Many people and groups are working to promote their priorities. This is appropriate and should continue. We simply propose to set a table that seats a full range of Klamath Watershed interests, driven by the shared goal to do what is best for our watershed. We look forward to a shared journey to a better place.

The extraordinary Klamath Watershed needs help. Conflict and competition over water are acute. Agricultural communities are fast drying up, and fish and wildlife are suffering. Division among and within our watershed’s communities is the worst in memory.

Help is available, but we fear the opportunity is being squandered. We certainly appreciate the strong and effective leadership shown by our congressional leaders, who helped secure exceptional amounts of funding for environmental restoration projects.

Unfortunately, there is no comprehensive plan to spend all this money for the best benefit of all the watershed’s communities. Agencies are doling out the funds for individual projects based on a competitive proposal process. This piecemeal approach does not require results or provide any accountability.

For long-term stability, a watershed-wide, negotiated, integrated plan is needed that would address water management for irrigation and fish and provide fair and legal treatment of the Klamath Watershed, Counties, Tribes and irrigators and their families.

There are critical parties up and down the river that could help make this happen, and watershed interests need support for this effort from the state and federal governments and our local communities.

The document purporting to be such a plan, recently released in draft form by the U.S. Fish and Wildlife Service’s contractor, is not such an “integrated plan” for the simple fact that all stakeholders and interests were not involved and represented in that planning process.

It can be done; it has been done elsewhere.

We are committed to actions that will steer things in a better direction. Federal decision-makers must commit to getting a better handle on the science behind what is happening to the fisheries in the Klamath Watershed to support future actions that can help these fish.
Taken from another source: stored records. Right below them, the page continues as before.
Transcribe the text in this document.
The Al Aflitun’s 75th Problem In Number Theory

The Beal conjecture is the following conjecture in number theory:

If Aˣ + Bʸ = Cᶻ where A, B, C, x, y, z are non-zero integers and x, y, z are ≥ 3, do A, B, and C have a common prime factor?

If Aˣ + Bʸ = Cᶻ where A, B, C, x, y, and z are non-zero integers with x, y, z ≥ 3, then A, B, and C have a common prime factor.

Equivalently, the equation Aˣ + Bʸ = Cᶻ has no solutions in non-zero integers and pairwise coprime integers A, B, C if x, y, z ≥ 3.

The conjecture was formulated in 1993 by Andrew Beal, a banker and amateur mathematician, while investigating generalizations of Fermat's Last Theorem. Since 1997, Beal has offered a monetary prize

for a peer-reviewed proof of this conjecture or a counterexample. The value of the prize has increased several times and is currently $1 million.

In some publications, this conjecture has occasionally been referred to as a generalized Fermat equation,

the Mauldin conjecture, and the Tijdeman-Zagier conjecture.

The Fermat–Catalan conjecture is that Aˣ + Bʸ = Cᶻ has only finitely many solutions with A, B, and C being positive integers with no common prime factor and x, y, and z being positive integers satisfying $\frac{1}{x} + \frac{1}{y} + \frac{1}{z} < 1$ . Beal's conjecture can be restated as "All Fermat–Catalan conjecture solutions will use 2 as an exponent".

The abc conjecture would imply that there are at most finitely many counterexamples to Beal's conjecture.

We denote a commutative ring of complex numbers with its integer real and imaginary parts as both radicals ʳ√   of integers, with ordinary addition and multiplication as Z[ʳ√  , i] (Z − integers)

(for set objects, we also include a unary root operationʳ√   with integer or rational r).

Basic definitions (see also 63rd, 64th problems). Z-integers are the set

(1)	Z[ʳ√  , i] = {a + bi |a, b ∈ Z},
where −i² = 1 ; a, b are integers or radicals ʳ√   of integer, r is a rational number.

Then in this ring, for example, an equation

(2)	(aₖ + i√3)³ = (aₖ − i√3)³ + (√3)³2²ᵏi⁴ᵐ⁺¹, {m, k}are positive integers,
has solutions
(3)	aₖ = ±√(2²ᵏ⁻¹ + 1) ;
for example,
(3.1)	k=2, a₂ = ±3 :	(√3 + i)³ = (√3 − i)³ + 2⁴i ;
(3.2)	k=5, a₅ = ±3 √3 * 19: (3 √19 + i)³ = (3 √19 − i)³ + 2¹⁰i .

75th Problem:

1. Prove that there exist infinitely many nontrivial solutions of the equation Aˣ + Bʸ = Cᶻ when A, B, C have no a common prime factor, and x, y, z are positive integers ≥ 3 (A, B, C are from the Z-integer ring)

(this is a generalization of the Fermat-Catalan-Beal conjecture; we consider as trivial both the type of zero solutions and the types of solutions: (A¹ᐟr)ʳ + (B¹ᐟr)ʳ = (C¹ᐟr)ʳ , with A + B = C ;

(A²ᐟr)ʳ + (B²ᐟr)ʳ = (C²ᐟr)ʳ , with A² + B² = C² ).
We can do better for farmers and fish in the Klamath Watershed, and we need to do it now.

Surely we know better. We have seen decades of random acts of restoration in our watershed already. Tens of thousands of acres of agricultural land have been taken out of production.
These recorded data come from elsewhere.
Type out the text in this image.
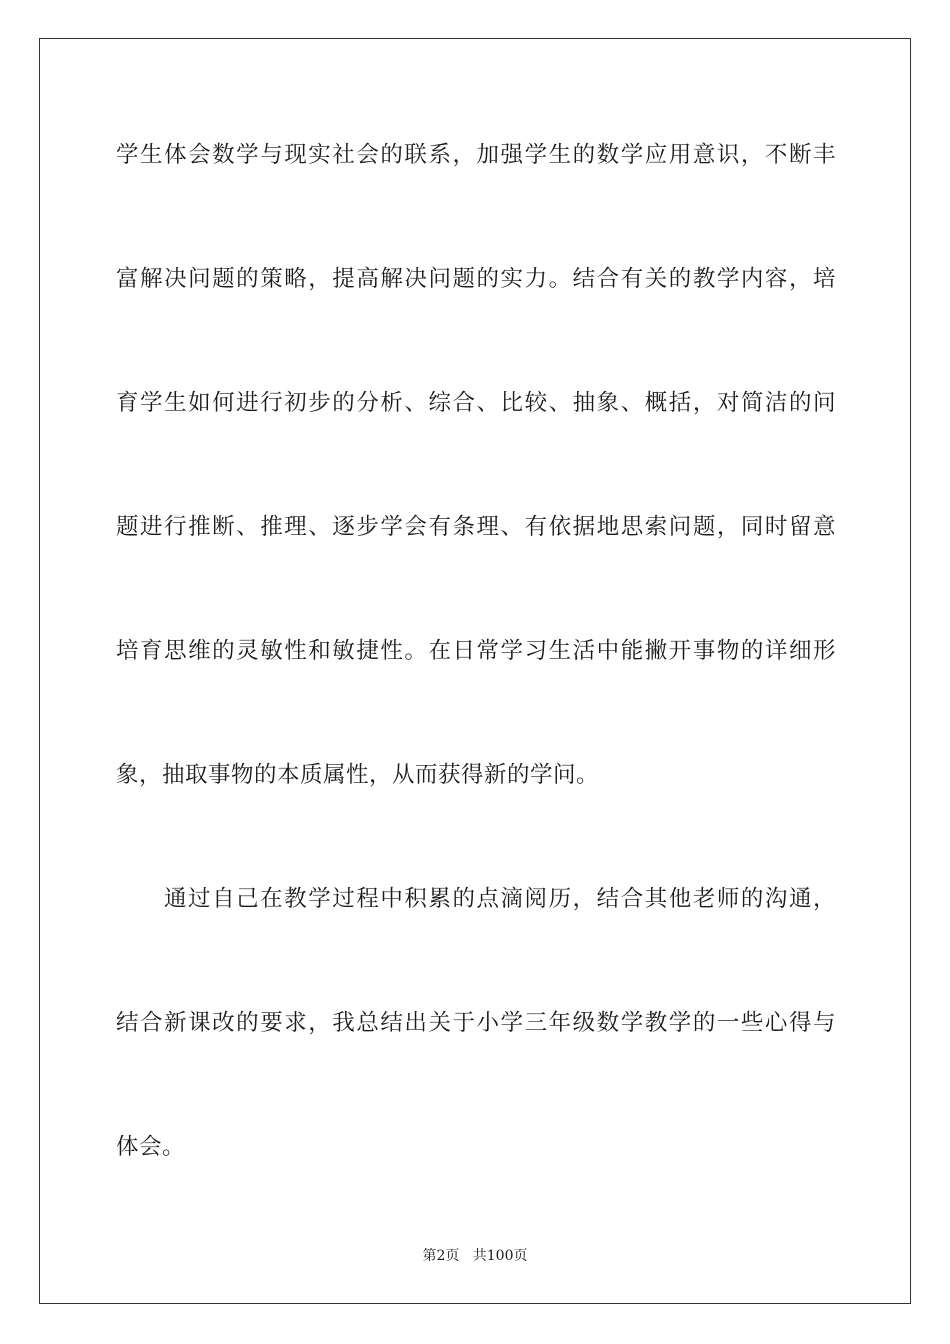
学生体会数学与现实社会的联系，加强学生的数学应用意识，不断丰
富解决问题的策略，提高解决问题的实力。结合有关的教学内容，培
育学生如何进行初步的分析、综合、比较、抽象、概括，对简洁的问
题进行推断、推理、逐步学会有条理、有依据地思索问题，同时留意
培育思维的灵敏性和敏捷性。在日常学习生活中能撇开事物的详细形
象，抽取事物的本质属性，从而获得新的学问。
通过自己在教学过程中积累的点滴阅历，结合其他老师的沟通，
结合新课改的要求，我总结出关于小学三年级数学教学的一些心得与
体会。
第2页   共100页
Projects have been built and then abandoned. Dikes that once protected productive farmland have been blown up to flood that farmland and create habitat for endangered species. That project — like others that have been tried over the past 20 years — has, by all accounts, failed miserably.
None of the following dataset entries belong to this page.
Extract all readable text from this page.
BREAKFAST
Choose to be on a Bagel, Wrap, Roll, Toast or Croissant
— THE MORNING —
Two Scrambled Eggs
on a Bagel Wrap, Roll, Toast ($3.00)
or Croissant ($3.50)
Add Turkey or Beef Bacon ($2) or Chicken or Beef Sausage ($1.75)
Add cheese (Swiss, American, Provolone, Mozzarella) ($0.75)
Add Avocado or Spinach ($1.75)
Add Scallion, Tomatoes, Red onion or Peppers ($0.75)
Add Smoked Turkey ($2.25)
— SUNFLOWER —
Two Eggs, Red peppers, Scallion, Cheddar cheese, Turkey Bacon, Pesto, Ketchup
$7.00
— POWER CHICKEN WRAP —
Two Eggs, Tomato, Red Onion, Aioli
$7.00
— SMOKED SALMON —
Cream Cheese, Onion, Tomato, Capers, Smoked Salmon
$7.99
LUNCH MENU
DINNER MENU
There is a better approach. As the elected representatives of three counties that cover most of the Klamath Watershed, we have reached out to other leaders in a spirit of collaboration.

We have written to leaders of tribal governments, and to our sister counties covering other parts of the watershed, to propose that we work together to chart a path that is best for all of our communities.

We should seek solutions that reflect a philosophy that the best decisions on water issues take place at the local level.

We have proposed that the Tribes and Counties form an advisory committee that would work together to make recommendations to federal and state agencies on the best uses of available funding. Through that collaboration, we can restore relationships and trust, and serve the overall public interest.

Many people and groups are working to promote their priorities. This is appropriate and should continue. We simply propose to set a table that seats a full range of Klamath Watershed interests, driven by the shared goal to do what is best for our watershed.

We look forward to a shared journey to a better place.

This was co-signed by Derrick DeGroot, vice chair, Klamath County commissioners; Brandon A. Criss, District 1, Siskiyou County Board of Supervisors; Michael N. Kobseff, District 3, Siskiyou County Board of Supervisors; Ned Coe, District I, Modoc County Board of Supervisors; and Geri Byrne, District V, Modoc County Board of Supervisors.